Ist die Forderung, die Ditib müsse sich von Ankara lösen, realistisch?
Das ist nicht so einfach. Aber das kann kein Grund sein. Die Konsequenz muss sein, die Kooperation auf Eis zu legen. Wir müssen von der Ditib verlangen, ein stärkeres Bekenntnis zu dem Land abzulegen, in dem sie lebt und arbeitet, und ihre Zugehörigkeit stärker zu zeigen. Hier sind auch einfache Mitglieder aufgerufen, ihre Kritik lauter zu äußern. Bei der Moschee-Eröffnung sah ich aber wieder nur vor allem türkische Fahnen.
Kann man auf die Ditib als Dialogpartner in Zukunft verzichten?
Wir müssen uns überlegen, ob wir es uns erlauben wollen, mit einem Verband nicht mehr zusammenzuarbeiten, der offiziell so viele Muslime vertritt. Aber wir könnten alternative Kooperationswege suchen. Mit einem Dialogangebot sollte die Landesregierung aber klare Forderungen verbinden. Wer für deutsche Muslime sprechen will, kann nicht zugleich Sprachrohr der türkischen Regierung sein.
Sehen Sie Anzeichen für ein Umdenken bei der Ditib?
Im Gegenteil. Eine Loslösung von der Türkei scheint mir derzeit bloß ein frommer Wunsch zu sein. Denn der Verband ändert im Moment gar nichts. Die Moschee-Eröffnung wäre eine Gelegenheit für versöhnliche Gesten gewesen. Dass dies wieder nicht geschehen ist, finde ich verstörend. Statt dessen sprach Erdogan vor „seinen Landsleuten“, wie er die Deutschtürken immer anspricht, von Rassismus und bringt sie in seinem Sinne auf Kurs. Das ist für unser Zusammenleben gefährlich.

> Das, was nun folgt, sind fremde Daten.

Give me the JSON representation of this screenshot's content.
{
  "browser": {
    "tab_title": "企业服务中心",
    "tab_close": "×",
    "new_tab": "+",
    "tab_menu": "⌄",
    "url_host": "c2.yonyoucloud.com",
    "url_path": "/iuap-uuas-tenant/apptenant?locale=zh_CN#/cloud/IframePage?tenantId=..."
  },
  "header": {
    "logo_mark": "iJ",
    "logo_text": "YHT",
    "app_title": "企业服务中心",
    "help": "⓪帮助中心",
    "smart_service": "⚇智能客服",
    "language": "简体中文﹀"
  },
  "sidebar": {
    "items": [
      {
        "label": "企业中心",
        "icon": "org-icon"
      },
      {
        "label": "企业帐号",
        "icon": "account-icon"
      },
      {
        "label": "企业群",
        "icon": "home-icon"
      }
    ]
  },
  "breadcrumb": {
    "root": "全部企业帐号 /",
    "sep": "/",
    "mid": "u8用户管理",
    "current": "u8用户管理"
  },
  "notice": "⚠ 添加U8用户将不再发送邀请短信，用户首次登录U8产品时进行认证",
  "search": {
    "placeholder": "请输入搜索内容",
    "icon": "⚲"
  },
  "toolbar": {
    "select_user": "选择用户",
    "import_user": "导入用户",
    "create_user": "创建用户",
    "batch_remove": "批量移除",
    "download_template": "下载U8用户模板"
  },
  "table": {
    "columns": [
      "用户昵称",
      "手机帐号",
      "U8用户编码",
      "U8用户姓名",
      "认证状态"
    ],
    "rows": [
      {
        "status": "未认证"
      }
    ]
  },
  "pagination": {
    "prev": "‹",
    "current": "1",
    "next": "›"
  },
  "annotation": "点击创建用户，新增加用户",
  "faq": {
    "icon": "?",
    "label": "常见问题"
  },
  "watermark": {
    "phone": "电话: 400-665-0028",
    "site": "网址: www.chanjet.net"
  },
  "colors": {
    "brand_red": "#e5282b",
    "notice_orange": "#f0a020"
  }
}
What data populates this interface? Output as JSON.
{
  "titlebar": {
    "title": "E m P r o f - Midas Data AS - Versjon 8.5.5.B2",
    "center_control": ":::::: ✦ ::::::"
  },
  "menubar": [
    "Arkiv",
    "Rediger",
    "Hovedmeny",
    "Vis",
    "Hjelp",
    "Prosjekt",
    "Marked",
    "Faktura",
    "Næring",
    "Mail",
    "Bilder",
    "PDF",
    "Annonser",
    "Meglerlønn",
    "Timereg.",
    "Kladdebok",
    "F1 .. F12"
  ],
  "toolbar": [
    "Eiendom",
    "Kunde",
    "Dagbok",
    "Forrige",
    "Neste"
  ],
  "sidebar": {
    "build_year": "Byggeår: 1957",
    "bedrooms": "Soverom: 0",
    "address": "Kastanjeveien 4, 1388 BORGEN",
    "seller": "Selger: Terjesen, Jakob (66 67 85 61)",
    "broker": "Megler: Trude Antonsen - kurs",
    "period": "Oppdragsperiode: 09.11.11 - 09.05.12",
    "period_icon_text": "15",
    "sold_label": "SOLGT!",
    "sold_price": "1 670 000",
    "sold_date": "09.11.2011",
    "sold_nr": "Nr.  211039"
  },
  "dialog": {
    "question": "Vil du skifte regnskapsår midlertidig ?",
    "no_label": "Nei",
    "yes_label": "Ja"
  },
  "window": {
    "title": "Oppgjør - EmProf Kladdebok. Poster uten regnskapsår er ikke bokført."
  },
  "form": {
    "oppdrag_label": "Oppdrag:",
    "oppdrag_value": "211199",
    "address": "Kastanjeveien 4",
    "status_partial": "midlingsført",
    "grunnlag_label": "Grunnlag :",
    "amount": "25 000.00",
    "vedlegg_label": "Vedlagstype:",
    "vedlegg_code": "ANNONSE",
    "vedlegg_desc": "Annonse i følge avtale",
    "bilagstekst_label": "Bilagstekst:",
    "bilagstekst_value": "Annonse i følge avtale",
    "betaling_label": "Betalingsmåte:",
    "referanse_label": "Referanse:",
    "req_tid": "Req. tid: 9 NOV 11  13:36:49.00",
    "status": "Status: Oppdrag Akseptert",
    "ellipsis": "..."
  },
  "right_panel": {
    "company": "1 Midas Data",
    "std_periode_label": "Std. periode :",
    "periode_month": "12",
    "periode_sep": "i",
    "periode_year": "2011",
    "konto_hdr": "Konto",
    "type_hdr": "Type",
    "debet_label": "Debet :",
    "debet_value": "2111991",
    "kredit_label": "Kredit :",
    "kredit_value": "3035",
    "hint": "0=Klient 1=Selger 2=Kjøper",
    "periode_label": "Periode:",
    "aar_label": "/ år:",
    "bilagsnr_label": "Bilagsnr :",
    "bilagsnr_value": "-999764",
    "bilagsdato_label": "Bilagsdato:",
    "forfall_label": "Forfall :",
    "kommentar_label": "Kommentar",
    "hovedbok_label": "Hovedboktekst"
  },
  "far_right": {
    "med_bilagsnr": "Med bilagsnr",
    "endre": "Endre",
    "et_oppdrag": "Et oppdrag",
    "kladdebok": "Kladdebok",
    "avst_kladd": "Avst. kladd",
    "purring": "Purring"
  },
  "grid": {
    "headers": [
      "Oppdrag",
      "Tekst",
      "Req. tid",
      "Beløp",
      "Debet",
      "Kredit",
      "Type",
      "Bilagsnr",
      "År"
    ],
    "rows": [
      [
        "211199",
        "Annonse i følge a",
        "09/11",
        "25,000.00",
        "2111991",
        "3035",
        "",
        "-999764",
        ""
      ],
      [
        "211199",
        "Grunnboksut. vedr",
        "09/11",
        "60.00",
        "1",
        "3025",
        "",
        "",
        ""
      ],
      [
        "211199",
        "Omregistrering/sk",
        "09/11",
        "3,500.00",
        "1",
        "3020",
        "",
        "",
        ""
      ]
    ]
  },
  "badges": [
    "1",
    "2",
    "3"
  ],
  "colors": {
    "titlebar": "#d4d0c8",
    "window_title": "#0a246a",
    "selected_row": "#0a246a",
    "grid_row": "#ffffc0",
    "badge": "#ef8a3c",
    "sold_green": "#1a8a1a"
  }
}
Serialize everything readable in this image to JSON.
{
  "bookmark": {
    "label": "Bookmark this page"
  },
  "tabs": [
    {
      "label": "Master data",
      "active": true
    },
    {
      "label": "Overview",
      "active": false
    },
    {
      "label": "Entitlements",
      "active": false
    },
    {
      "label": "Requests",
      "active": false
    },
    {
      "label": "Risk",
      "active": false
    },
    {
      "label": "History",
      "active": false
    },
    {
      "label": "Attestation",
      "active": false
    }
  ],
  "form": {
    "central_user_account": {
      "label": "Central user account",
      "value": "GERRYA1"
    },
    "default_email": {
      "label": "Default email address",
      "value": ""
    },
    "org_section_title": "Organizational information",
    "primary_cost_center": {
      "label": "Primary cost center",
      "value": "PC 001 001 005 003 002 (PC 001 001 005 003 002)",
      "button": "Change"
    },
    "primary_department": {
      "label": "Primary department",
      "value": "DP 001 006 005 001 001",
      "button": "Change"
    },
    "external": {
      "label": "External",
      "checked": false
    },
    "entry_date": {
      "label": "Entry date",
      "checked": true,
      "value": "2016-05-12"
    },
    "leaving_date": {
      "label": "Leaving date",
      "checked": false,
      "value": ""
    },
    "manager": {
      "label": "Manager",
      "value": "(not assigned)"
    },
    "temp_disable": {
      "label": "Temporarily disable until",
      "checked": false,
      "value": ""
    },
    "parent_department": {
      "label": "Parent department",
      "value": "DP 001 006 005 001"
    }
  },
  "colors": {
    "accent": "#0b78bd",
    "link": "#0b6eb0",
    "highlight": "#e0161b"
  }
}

>>>Tag der offenen Moschee
Der diesjährige „Tag der offenen Moschee“ am Mittwoch, 3. Oktober, wird überschattet von der Kritik an Ditib sowie der umstrittenen Moschee-Eröffnung durch den türkischen Staatspräsidenten. Der Tag findet in diesem Jahr zum 21. Mal statt und wurde ursprünglich bewusst auf den Tag der Deutschen Einheit gelegt als Zeichen für die Verbundenheit der türkischen Muslime mit Deutschland.